Bu gözlemlerden hareketle, erkeklerin kendi aralarında, ülkelerin kaderini belirlemeye yönelik hegemonyaları ile kadınların önemli roller üstlendiği fikrini ortaya koymak mümkündür. Bu nedenle, toplumsal cinsiyet meselelerinin yaygın bir şekilde siyasallaştığını görmekteyiz. Giderek muhafazakarlaşan ve eril mevcut toplumsal durumlarda özellikle kadınların “feminist” siyaset yapma şansları olur mu yoksa izleyecekleri siyaseti, etnik düzenin kimlik iddiaları için verilen mücadelenin sınırları mı bu düzeni belirlemektedir?
Psikanalitik açıdan toplum, siyaset ve Kadın
Siyaset sorunsalının teorik meşruiyetini Freud’cu söylemde doğru bir şekilde yerleştirmek için, Freud'un sözde toplumsal ve kültürel metinleri konusunda hem teorik hem de metodolojik nitelikte bazı ön yorumlar yapmak gerekebilir. Freud'un sözde sosyal ve kültürel metinlerinin yayınlandığı tarihlere hızlıca göz atmak, bunu kanıtlamak için yeterlidir. Dürtü, bilinçdışı ve aktarımın kayıtlarıyla bakıldığında özellikle Dünya’da kadın siyasette bir obje mi gibi sunulmaktadır?
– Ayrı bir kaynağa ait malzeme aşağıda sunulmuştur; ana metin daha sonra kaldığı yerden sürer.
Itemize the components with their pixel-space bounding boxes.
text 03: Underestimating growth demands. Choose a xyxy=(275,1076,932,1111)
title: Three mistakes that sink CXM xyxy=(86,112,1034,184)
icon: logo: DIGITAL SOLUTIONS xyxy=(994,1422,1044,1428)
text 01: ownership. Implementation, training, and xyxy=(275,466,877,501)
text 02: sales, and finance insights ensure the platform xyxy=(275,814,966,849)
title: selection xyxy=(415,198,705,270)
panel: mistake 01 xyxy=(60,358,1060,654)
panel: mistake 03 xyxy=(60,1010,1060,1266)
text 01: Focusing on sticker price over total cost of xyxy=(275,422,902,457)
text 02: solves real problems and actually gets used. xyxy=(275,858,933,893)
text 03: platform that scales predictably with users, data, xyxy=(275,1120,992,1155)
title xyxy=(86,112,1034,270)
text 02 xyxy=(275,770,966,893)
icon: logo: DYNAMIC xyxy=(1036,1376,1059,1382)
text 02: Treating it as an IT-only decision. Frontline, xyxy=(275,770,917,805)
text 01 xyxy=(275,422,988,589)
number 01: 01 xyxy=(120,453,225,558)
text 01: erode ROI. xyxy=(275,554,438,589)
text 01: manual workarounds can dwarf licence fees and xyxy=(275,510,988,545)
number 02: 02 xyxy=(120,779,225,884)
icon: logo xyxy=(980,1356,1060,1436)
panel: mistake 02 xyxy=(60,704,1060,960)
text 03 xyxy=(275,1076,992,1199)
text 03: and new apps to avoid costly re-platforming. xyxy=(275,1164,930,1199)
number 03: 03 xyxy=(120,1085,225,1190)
Freud’cu söylemin, Totem ve Tabu'nun ilk tezine kökten karşıt olarak yeni bir siyaset okuması geliştirdiğini doğrulamak etkili bir şekilde mümkündür. Siyaset aslında hem savaş zamanlarında hem de barış zamanlarında, tüm insani sosyal bağlara nüfuz ederek, insanlar arasındaki ilişkilerde her zaman mevcut olacaktır. Ne disipline edilebilir ne de evcilleştirilebilir olan meta psikolojik dürtü figürü, insanın bir kitle hayvanı değil, sürü hayvanı olduğunu açıkça gösterir ve bu siyasette de kitle psikolojisinin etkisinin günümüzde ortaya koyduğunu gözlemleyebilmekteyiz. Bunları siyasetle, kadın ve günümüz toplumları ile bağdaştırdığımızda aslında hepimiz dürtülerimiz ve bilinçdışımız ile hareket ederek siyasi toplumların içinde tutunmaya çalışmıyor muyuz dersiniz?